Beyond the discoveries in neuroscience, we have a lot of new findings collected by experts who watch babies in action. Dr. Kathy Hirsh-Pasek, professor of psychology at Temple University, a senior fellow at the Brookings Institution, and director of Temple University’s Infant Language Laboratory, explains, “We are just beginning to look under the hood. We have a lot more evidence on babies’ behavior, what they respond to or don’t respond to.”
Results show that the youngest brains are what she calls “socially-gated,” meaning that babies are attracted to other people and learn the most through engagement with their primary caregivers. “Babies’ brains are constantly responding to social cues. And when we respond to them,” she continues, “we are sculpting the brain.” The converse is also true, she cautions: “When we don’t interact with them, babies don’t pick up as much.”
But extremes at the other end, such as the abundance of modern analytics, pose other dangers. “We point cameras on babies all the time. We have them wear wrist bands to monitor if their hearts are functioning.” More than a bit much? Dr. Hirsh-Pasek recalls the Three Bears story: If the old common practice was ignoring baby, and the advanced methodology is obsessive attention, there’s a middle ground that is just right.
Dr. Hirsh-Pasek emphasizes the basics. Beyond a safe environment, stimulation, and nourishment, “babies are people, and people need people. They love to be touched, to be hugged, to be breast-fed—which is a form of touching.” After that, we need to pay attention. “We need to be baby readers. A responsive parent takes cues from baby, takes the temperature of emotional response. It’s relationship building.”
One practice she hopes all parents will adopt: “For two minutes a day, put the phone down. Look into the eyes of your child. Then do it for three minutes a day, then four, then seven. Those will become the most precious times of the day for both the baby and the parent.” As a coauthor of her most recent book, Becoming Brilliant, she defines success in the 21st century by healthy, happy, thinking, caring, and creative individuals who will become the critical thinkers, creative innovators, and solid citizens of tomorrow.

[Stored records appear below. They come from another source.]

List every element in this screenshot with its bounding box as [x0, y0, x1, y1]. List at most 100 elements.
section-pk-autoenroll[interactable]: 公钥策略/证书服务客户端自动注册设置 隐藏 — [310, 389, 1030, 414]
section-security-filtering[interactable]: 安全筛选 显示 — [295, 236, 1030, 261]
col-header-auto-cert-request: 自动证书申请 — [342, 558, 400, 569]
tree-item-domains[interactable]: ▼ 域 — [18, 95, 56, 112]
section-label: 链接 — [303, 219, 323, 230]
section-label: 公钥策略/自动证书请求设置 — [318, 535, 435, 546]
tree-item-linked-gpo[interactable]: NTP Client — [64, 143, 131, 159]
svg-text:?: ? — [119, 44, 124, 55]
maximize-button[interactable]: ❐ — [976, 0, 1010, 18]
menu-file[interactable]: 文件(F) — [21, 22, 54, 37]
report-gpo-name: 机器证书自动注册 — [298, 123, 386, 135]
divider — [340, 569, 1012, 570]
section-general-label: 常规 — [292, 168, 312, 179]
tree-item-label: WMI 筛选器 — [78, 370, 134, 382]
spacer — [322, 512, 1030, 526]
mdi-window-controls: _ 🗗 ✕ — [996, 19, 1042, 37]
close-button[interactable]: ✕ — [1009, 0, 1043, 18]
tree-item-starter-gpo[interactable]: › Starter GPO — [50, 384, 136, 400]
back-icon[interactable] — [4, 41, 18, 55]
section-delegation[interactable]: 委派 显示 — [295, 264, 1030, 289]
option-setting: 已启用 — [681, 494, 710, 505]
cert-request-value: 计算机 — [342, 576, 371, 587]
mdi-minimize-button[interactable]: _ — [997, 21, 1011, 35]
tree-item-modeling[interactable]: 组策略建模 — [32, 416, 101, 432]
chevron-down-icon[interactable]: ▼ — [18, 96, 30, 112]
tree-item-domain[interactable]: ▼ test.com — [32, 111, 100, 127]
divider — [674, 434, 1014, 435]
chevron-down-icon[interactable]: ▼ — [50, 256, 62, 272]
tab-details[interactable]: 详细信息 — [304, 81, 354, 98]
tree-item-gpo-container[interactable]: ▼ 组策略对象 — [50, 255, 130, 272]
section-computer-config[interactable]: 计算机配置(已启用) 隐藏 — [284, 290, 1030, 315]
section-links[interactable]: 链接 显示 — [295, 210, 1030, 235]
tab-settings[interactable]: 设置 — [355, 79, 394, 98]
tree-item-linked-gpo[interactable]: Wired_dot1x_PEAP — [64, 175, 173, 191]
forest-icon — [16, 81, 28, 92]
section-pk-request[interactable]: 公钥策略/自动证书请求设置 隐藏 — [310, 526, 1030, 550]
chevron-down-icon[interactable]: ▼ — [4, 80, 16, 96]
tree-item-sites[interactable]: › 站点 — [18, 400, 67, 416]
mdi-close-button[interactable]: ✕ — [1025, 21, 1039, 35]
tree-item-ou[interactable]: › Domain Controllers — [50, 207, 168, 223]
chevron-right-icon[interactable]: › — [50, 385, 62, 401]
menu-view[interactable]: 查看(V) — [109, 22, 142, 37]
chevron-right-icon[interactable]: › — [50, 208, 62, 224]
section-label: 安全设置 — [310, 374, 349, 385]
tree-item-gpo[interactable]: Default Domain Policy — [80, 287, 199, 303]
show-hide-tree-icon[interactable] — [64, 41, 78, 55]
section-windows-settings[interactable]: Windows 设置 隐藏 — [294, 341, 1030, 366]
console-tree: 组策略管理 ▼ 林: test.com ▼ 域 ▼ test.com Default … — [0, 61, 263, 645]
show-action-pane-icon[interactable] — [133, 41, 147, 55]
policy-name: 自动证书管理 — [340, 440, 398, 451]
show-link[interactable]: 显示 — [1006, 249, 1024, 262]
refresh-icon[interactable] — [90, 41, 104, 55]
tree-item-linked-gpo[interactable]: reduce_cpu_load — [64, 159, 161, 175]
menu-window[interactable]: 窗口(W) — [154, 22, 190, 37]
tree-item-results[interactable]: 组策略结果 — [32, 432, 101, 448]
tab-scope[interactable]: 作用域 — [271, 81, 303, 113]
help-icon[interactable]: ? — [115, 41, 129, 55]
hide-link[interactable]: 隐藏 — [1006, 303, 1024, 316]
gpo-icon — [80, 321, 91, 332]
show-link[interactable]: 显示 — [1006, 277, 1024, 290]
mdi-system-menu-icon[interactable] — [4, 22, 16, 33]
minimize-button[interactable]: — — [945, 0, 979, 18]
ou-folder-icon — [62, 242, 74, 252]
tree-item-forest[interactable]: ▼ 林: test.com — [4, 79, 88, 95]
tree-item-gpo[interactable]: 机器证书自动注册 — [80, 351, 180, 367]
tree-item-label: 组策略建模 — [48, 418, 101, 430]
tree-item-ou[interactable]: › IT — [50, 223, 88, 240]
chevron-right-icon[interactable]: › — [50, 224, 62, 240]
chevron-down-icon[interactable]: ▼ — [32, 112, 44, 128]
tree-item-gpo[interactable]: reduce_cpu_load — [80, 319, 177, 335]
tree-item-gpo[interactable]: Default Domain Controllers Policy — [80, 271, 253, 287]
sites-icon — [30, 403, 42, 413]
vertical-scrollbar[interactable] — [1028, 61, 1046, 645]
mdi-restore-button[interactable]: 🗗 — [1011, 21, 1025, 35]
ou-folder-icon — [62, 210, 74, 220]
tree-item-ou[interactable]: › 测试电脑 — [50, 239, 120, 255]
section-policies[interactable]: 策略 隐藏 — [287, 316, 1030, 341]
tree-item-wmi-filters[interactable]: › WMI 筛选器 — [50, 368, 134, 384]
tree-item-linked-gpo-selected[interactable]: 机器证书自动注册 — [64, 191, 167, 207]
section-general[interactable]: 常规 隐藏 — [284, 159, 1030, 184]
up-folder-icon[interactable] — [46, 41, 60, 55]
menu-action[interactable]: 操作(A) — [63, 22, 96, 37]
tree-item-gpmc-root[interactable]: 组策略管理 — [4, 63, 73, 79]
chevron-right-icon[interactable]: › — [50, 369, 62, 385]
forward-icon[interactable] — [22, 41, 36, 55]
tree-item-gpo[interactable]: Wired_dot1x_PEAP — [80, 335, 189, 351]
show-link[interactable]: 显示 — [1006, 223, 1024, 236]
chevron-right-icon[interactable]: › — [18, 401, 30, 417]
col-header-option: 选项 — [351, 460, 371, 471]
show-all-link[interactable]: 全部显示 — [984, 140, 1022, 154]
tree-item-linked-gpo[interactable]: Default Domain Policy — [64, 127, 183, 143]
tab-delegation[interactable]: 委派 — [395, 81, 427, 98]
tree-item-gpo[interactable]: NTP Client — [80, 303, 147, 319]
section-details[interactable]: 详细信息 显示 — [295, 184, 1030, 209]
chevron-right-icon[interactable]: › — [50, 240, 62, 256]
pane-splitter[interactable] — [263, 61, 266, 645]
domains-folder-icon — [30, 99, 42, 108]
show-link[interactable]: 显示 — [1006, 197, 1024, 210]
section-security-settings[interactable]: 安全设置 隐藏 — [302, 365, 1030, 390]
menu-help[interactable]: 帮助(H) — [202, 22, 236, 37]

How to get this message and the resources into the hands of parents? No matter where they live or their personal networks, community and culture, or economic level, Dr. Hirsh-Pasek cites the elevated support—bipartisan support, too—for early childhood these days. “We need to focus attention even earlier,” she reflects, hoping that policymakers will recognize the need to invest in coaches, home visiting programs, and other kinds of support for parents with newborns to three-year-olds. “If we do that,” she promises, “our children will be the benefactors and will know how to learn-to-learn and to become good citizens in the world.” Until that day, she has two words that boil down best practices for families toward newborns, infants, and babies: “Love them.”
We’ve come a long way, baby, to get where are today. I love my own baby, now 31, and his wife, and hope I can look forward to being a doting grandma sometime in the near future. But babies, along with the communities in which they are raised, will be better off if we can all take advantage of the strides in the neuro- and behavioral sciences, the “it takes a village” mentality, public policy and investment, and a deep appreciation for the littlest members of society.